David se detuvo en el umbral.

—Oye, ¿no sería mejor que durmiera en el sofá del salón? No quiero molestarte.

—¡Tonterías! Un joven necesita su espacio —respondió ella, aunque algo se le encogió por dentro. Veinte años organizando esa habitación, cada objeto en su lugar, cada cosa con su historia.

David dejó las mochilas en el suelo, examinando el cuarto.

—¿Y dónde vas a trabajar ahora? Aquí había un escritorio.

—Lo he movido al dormitorio. No pasa nada —dijo con falsa alegría, pero su voz tembló levemente.

El sobrino no pareció notarlo, ya desabrochando una de las mochilas.

—¿Puedo deshacer un poco el equipaje? Todo está arrugado.

—Claro, claro. Voy a preparar la cena. ¿Qué te gusta?

—Como de todo, no soy delicado —sonrió, y en esa sonrisa Marina reconoció a su difunto hermano—. Solo, tía, no cocines mucho. Estoy agotado y mañana empezaré a buscar curro.

Asintió y se dirigió a la cocina, mientras detrás sonaban ruidos de cosas moviéndose. David claramente no pensaba conformarse con la distribución que ella le había dejado.

Mientras preparaba las croquetas, Marina recordó la conversación con su vecina Elena:

—¿Segura que haces bien? —le había preguntado, mirando hacia su piso—. La juventud de hoy… Hoy el sobrino, mañana traerá amigos, luego alguna novia. Y luego querrá casarse en tu casa.

—¡Qué exagerada eres, Elena! Es familia. El hijo de mi hermano.

—Familia, familia —refunfuñó la vecina—. ¿Y dónde estaba esa familia cuando lo pasaste mal? ¿Cuando estuviste en el hospital?

Entonces le parecieron palabras injustas. Pero ahora, escuchando a David mover muebles, no pudo evitar reconsiderarlo.

—¡Tía Marina! —gritó desde la habitación—. ¿Puedo llevar la tele a mi cuarto? Allí iría mejor.

Se quedó helada, el cucharón en la mano. La tele llevaba quince años en el salón, donde ella veía las noticias en su sillón.

—David, ¿y yo cómo la veré? —preguntó con cuidado.

—Pues en tu dormitorio. O vienes a mi cuarto, la vemos juntos —respondió él, despreocupado.

Marina mordió el labio. ¿Pedir permiso para entrar en su propia habitación? ¿Ver la tele acostada, como una enferma?

—Mejor dejémosla donde está, por ahora —dijo, suavizando la voz.

Un suspiro de descontento llegó desde la habitación, pero no insistió.

Durante la cena, David habló de sus planes. Iba a trabajar en una empresa de construcción; tenía experiencia, “manitas de oro”, como él decía. El sueldo no estaba mal, en un mes o dos podría alquilar algo.

—¿Y los estudios? —preguntó Marina—. Tu madre dijo que estabas en un ciclo formativo.

Hizo una mueca.

—Lo dejé. Puro rollo teórico. Prefiero trabajar con las manos.

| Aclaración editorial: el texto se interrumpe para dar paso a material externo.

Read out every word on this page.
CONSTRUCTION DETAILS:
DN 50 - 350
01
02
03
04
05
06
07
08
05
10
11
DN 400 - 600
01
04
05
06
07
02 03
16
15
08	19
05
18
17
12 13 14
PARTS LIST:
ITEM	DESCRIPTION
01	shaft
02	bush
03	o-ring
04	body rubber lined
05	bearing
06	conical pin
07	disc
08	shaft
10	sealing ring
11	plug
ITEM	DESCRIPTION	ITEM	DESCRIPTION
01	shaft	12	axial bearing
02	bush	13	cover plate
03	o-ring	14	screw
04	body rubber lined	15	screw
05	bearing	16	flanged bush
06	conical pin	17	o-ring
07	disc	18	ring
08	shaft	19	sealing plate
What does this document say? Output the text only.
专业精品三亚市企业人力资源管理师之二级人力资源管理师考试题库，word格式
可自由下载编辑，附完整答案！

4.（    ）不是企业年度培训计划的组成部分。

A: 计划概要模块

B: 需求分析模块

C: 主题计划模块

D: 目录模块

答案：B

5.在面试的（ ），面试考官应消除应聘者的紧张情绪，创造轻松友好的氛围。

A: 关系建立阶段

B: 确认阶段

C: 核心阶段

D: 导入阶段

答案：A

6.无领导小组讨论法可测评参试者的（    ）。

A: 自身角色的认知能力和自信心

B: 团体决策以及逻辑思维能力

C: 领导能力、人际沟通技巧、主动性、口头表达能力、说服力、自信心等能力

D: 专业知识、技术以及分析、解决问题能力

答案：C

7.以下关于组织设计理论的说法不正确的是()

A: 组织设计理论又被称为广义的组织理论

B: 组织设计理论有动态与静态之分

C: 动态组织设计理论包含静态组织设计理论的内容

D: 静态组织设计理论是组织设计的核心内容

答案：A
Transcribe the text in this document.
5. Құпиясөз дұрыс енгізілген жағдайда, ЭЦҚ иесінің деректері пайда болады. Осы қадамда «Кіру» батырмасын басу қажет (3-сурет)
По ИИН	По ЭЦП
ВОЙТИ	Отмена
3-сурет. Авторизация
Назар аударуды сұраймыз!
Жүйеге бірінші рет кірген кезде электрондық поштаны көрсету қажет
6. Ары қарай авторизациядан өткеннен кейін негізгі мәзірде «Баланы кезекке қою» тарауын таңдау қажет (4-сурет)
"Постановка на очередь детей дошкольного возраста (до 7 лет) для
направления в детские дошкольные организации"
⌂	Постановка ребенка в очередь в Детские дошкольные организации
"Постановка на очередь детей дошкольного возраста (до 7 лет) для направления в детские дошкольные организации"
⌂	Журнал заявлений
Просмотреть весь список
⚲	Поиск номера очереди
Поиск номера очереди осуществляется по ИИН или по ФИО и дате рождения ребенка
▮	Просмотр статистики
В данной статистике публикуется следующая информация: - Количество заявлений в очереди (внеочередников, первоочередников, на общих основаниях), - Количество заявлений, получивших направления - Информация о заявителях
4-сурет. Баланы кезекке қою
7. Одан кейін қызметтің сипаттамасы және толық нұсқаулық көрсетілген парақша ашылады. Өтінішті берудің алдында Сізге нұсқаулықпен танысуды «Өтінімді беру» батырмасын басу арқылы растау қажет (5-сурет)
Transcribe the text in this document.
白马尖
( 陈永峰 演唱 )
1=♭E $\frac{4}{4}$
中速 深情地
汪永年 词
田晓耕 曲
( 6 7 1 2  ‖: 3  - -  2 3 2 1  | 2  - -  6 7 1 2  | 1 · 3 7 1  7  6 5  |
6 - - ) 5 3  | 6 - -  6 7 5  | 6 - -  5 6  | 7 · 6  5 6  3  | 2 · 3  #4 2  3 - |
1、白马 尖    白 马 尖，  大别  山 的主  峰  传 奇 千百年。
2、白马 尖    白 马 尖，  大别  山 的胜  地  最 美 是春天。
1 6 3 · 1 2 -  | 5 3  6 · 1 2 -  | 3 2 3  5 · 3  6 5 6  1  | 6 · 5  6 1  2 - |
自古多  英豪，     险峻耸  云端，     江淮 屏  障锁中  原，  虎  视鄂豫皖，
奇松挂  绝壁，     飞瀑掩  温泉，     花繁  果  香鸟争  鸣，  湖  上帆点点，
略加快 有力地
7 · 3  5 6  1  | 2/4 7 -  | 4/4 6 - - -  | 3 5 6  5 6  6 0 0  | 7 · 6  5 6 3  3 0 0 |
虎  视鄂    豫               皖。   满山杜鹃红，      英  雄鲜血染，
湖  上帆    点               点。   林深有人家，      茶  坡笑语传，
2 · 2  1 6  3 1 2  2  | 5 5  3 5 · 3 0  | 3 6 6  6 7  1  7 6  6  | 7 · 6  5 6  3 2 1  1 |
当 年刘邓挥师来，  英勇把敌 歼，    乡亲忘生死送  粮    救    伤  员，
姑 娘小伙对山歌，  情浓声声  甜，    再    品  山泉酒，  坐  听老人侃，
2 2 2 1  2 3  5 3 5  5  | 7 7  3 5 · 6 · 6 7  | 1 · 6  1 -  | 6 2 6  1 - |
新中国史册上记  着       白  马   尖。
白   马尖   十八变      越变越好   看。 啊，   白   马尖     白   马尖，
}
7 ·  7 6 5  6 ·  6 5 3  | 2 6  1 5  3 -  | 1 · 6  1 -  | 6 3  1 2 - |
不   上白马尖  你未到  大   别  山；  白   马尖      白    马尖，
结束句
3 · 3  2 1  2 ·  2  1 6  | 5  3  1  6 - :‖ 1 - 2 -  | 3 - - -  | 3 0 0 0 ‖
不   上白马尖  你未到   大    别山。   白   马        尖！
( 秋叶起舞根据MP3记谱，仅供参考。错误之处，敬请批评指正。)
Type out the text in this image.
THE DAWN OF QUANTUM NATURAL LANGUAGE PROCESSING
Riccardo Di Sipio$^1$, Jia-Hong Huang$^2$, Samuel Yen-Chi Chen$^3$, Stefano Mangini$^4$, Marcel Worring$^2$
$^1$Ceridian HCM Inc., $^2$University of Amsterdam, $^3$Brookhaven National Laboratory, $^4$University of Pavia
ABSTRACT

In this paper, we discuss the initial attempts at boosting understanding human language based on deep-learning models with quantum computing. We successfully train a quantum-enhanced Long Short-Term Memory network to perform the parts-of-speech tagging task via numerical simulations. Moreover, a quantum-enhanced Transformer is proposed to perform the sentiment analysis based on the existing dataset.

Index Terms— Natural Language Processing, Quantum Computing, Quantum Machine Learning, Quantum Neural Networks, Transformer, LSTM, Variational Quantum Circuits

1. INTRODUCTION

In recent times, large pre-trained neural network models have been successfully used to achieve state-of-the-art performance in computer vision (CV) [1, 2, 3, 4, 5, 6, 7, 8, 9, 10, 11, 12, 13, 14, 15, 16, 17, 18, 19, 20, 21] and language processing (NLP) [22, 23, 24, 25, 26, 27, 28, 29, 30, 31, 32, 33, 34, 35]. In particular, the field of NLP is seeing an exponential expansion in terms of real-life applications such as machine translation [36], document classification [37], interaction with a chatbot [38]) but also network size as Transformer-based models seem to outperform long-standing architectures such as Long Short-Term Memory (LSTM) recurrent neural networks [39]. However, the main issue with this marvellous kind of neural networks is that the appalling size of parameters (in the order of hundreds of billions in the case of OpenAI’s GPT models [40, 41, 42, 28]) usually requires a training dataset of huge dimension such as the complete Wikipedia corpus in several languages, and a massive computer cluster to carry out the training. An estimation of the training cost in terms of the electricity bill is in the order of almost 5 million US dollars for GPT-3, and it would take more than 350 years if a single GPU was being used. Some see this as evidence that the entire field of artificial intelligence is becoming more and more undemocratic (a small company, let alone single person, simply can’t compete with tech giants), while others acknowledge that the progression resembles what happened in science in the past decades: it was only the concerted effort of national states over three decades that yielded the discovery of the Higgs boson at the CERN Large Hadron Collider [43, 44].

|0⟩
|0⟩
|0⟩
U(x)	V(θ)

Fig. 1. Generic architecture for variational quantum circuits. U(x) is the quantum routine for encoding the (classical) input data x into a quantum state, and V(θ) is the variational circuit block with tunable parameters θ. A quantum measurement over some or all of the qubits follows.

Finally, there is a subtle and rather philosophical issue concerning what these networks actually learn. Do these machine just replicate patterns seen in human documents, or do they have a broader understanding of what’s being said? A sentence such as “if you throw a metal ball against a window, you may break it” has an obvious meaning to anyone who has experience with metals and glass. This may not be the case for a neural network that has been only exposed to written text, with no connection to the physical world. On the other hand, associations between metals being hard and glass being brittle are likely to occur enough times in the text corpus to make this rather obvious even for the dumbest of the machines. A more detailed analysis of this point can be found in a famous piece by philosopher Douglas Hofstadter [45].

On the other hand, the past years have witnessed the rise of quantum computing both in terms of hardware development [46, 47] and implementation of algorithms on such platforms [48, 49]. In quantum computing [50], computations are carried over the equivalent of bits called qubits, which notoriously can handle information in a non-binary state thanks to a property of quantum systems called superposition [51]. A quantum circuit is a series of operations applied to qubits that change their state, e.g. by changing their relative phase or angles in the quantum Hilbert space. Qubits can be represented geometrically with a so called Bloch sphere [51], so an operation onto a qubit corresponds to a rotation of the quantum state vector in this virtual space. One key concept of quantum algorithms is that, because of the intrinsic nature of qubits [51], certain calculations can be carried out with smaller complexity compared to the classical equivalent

—Qué pena. La formación siempre ayuda.

—Tú tienes estudios, eres administrativa, ¿y qué cobras? —se encogió de hombros—. En la obra gano en una semana lo tuyo en un mes.

Ella calló. ¿De qué servía explicar que su trabajo no era solo por dinero? Que le gustaba. La juventud piensa distinto.

Después de cenar, David se encerró en su habitación, agotado. Marina limpió, lavó los platos y se sentó con un libro. Pero no podía leer: la música sonaba tras la pared. No muy alta, pero sí constante.

Varias veces estuvo a punto de pedirle que bajara el volumen, pero al final no lo hizo. Primer día, estaba cansado, se estaba adaptando.

Por la mañana, se despertó con la ducha. Eran las seis y media. Normalmente se levantaba a las siete y media, desayunaba tranquila, se preparaba… Ahora el sobrino usaba el baño cuando ella debía arreglarse.

Llamó a la puerta:

—¡David, yo también necesito el baño!

—¡Cinco minutitos, tía!

Pero fueron veinte. Cuando salió, ella tuvo que arreglarse a toda prisa, casi sin desayunar.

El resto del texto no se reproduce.